I believe with the deployment of CO2 policy and hydrogen incentives, demand for hydrogen will rise, and its use will gain traction. As evaporatively-cooled coal power plants become obsolete, the large amount of water they consume will be reallocated. Freeing up that water supply will permit new electrolytic hydrogen production in renewable energy-rich areas, which are currently considered water-constrained. In my opinion, using hydrogen as a renewable energy source will lead to water savings, not expenditures, in the long term. Improvements are needed in the energy efficiency of electrolysers, which is currently the limiting factor.


In our experience, the cost and complexity of producing demineralised water highly depend on source water quality. This is essential, as water infrastructure can be up to 10% of hydrogen projects’ installed cost. Many regions may turn to large-scale wastewater reuse to support water demand.


Much of the water consumed in electrolysis can be recovered if hydrogen is used in processes that permit steam recovery. We are working with customers to reuse the by-product water from the industrial use of hydrogen. Hydrogen production yields large quantities of oxygen. For each megawatt of electrolyser power, approximately 3.9 tons per day of oxygen is released. This poses an enormous opportunity for developing innovative oxygen-dependent applications, including wastewater treatment and aquaculture.


What do you think will be the game-changing technologies in the water sector in the next ten years? What is ripe for disruption?

There is scope for further innovation in membrane filtration systems, AOP, biological remediation, hybrid natural and advanced treatment systems, microbial fuel cells, and electrochemical and nanotechnology. However, business-as-usual approaches and traditional technological choices for water management will not be able to address the many future challenges sufficiently. The way we think about water is ripe for disruption. I believe there will be a move towards semi-centralised approaches to locally extract maximum benefit (e.g. nutrients, energy and water) from each specific water resource using a range of technologies, giving the potential for a green local economy.

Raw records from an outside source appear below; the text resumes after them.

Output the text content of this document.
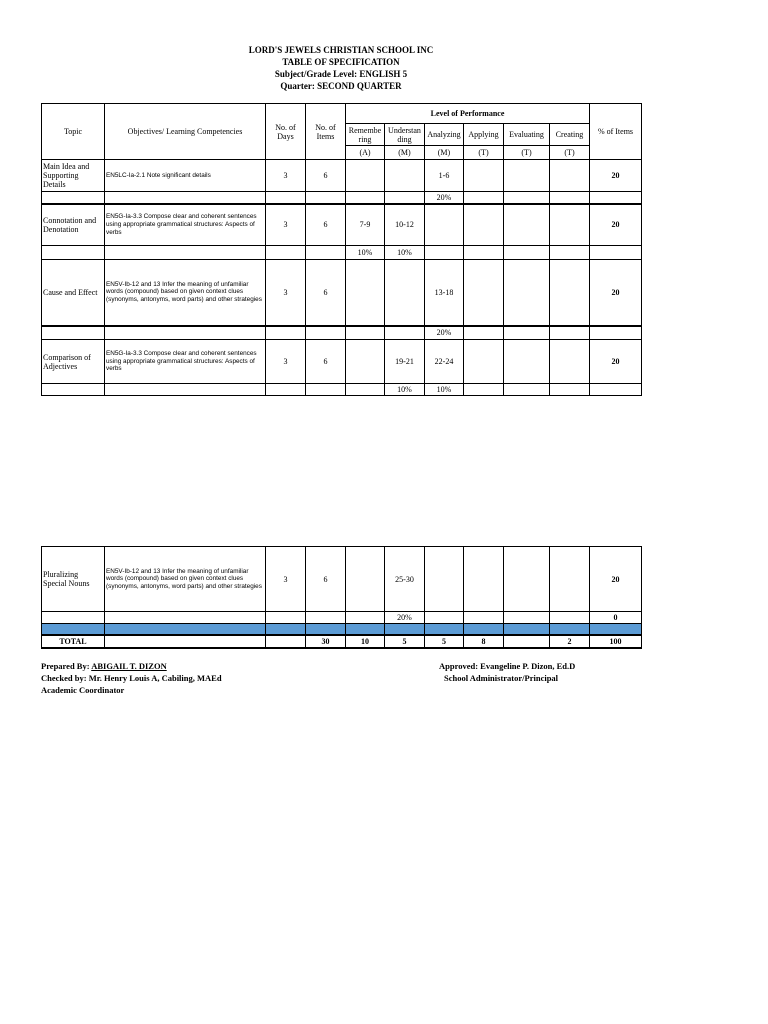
LORD'S JEWELS CHRISTIAN SCHOOL INC
TABLE OF SPECIFICATION
Subject/Grade Level: ENGLISH 5
Quarter: SECOND QUARTER
Topic	Objectives/ Learning Competencies	No. of Days	No. of Items	Level of Performance						% of Items
				Remembe ring	Understan ding	Analyzing	Applying	Evaluating	Creating	
				(A)	(M)	(M)	(T)	(T)	(T)	
Main Idea and Supporting Details	EN5LC-Ia-2.1 Note significant details	3	6			1-6				20
						20%				
Connotation and Denotation	EN5G-Ia-3.3 Compose clear and coherent sentences using appropriate grammatical structures: Aspects of verbs	3	6	7-9	10-12					20
				10%	10%					
Cause and Effect	EN5V-Ib-12 and 13 Infer the meaning of unfamiliar words (compound) based on given context clues (synonyms, antonyms, word parts) and other strategies	3	6			13-18				20
						20%				
Comparison of Adjectives	EN5G-Ia-3.3 Compose clear and coherent sentences using appropriate grammatical structures: Aspects of verbs	3	6		19-21	22-24				20
					10%	10%				
Pluralizing Special Nouns	EN5V-Ib-12 and 13 Infer the meaning of unfamiliar words (compound) based on given context clues (synonyms, antonyms, word parts) and other strategies	3	6		25-30					20
					20%					0

TOTAL			30	10	5	5	8		2	100
Prepared By: ABIGAIL T. DIZON
Checked by: Mr. Henry Louis A, Cabiling, MAEd
Academic Coordinator
Approved: Evangeline P. Dizon, Ed.D
School Administrator/Principal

Disruptive innovation may come in the form of making benefits from today’s larger-scale innovative technologies viable at a smaller scale. This would permit local application and allow water to be harvested for resources and reused multiple times locally through cascading water-use approaches depending on water quality requirements.


Also, the nexus between water production and energy utilisation needs to continue towards increasing efficiency. This has improved over the years with RO systems having more efficient pre-treatment and utilising two- and three-stage pass systems. Still, more R&D is required to reduce the energy footprint of the transport and treatment of water. I see the updates in electrodialysis technology as one of these potential game-changers.